3.1 What separates causation from correlation?
Here’s an example. In 2016, researchers at the NY Times noticed that areas in the country where the television show Duck Dynasty was popular also tended to support Donald Trump at higher rates.
If we put our social scientist hat on, we might want to distinguish whether this is a causal or, more likely, just a correlational relationship:
- Correlation: Areas that watch Duck Dynasty are more likely to support Trump (degree to which two variables “move together”)
- Causality: Watching Duck Dynasty (vs. not watching) increases your support of Trump.
Causal Question: Does the manipulation of one factor (the treatment), (holding everything else constant), cause a change in an outcome?
3.1.1 Potential Outcomes Framework
When studying causal relationships, we distinguish two concepts:
- treatment: variable whose change may produce a change in the outcome
- outcome (\(Y\)): what may change as a result
We imagine two states of the world or “potential outcomes.”
- \(Y(1)\): the outcome if the treatment is administered
- \(Y(0)\): the outcome if the treatment is NOT administered (or maybe something else is)
Example: How does voter turnout (\(Y\)) change as a result of varying whether someone receives a mail-in ballot (the treatment)?
- \(Y(\text{sent a mail-in ballot})\): do you vote or not
- \(Y(\text{not sent a mail-in ballot})\): do you vote or not
We compare your likelihood of turning out to vote in a world where you did receive a mail-in ballot vs. a counterfactual state of the world in which you did not receive a mail-in ballot, generally assuming that this is the only thing that is different between these two potential states of the world.
In many cases in social science, we might start by observing some connection in the real world (a factual observation). To make a causal claim, we then have to imagine what that counterfactual state of the world would be. Examples:
- Causal Question: Does the minimum wage increase the unemployment rate?
- (Hypothetical) Factual: An unemployment rate went up after the minimum wage increased
- Implied Counterfactual: Would the unemployment rate have gone up, had the minimum wage increase not occurred?
- Causal Question: Does race affect one’s job prospects?
- (Hypothetical) Factual: Jamal applied for a job but did not get it
- Implied Counterfactual: Would Jamal have gotten a job if he were white?
We use causal logic all of the time outside of social science.
For example, many viewers get angry after watching the movie Titanic because they believe Jack did not have to die. We can place their claims in our causal framework:
- Outcome: Jack Surviving the Titanic
- Potential Outcomes in two states of the world
- Rose did not share the floating door, and Jack died.

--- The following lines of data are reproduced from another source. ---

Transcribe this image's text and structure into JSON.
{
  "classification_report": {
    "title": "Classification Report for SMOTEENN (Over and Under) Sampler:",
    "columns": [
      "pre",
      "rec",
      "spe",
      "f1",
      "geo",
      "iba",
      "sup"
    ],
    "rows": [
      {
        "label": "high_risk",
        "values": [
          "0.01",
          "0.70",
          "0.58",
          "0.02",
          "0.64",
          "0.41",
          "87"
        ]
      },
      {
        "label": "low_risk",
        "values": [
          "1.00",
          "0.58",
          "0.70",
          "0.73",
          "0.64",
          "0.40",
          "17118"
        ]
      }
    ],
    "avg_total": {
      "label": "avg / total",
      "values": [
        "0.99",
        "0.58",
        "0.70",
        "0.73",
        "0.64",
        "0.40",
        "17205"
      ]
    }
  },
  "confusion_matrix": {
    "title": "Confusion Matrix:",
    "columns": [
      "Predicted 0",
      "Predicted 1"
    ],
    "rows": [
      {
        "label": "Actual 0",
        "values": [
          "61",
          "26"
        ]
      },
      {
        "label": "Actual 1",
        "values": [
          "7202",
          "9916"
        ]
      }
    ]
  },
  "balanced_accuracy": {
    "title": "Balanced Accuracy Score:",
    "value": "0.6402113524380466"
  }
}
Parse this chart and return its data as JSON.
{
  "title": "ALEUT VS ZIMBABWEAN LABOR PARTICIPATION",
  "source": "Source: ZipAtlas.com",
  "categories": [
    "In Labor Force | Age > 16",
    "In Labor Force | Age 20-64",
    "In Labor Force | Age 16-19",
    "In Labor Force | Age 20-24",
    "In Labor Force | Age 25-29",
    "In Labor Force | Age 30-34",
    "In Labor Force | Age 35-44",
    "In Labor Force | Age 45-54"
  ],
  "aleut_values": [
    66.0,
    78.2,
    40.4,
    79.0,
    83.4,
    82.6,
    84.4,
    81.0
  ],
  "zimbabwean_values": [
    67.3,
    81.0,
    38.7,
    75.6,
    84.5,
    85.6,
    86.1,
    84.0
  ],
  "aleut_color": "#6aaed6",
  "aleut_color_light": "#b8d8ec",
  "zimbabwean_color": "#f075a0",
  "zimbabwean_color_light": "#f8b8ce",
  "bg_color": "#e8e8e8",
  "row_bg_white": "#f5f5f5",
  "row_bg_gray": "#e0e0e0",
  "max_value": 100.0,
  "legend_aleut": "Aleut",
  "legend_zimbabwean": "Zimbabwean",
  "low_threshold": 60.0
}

- Counterfactual question: If Rose had shared the floating door, would Jack have lived?
In Bit by Bit, Matt Salganik notes that sometimes cause-and-effect questions are implicit. For example, in more general questions about maximization of some performance metric, we might want to compare several alternatives:
The question “What color should the donate button be on an NGO’s website?” is really lots of questions about the effect of different button colors on donations.
- Factual: A voter donates some amount with a black button
- Counterfactual: What would a voter donate if the button were blue?
- Counterfactual: What would a voter donate if the button were red?
What other causal questions might social scientists or data scientists ask?
3.1.2 Causal Effects
When we are conducting a causal analysis, we will want to estimate a causal effect.
A causal effect is the change in the outcome Y that is caused by a change in the treatment variable.
- \(Y(1) - Y(0)\) = causal effect or “treatment effect”
- e.g., Donation if contacted - Donation if not contacted
We often want to know the average treatment effect in some population, not just the causal effect for a single individual. Here, we might ask, on average, how much would our outcome change if our units were treated instead of untreated. To do so, we simply sum up all of the causal effects and divide them by the number of units in our population.
- \(\frac{1}{N} \sum_{i=1}^N (Y_i (1)-Y_i (0))\) = “average treatment effect” (ATE)
- e.g., Average donations if contacted - Average donations if not contacted
3.1.3 Fundamental Problem of Causal Inference
The problem: Fundamental Problem of Causal Inference
What makes the evaluation of causal claims difficult, is that in the real world, we suffer from the fundamental problem of causal inference:
- For any individual, we only get to see (observe) the result from one state of the world
- This makes that subtraction of potential outcomes impossible.
(Unless we are in Groundhog Day or Russian Doll)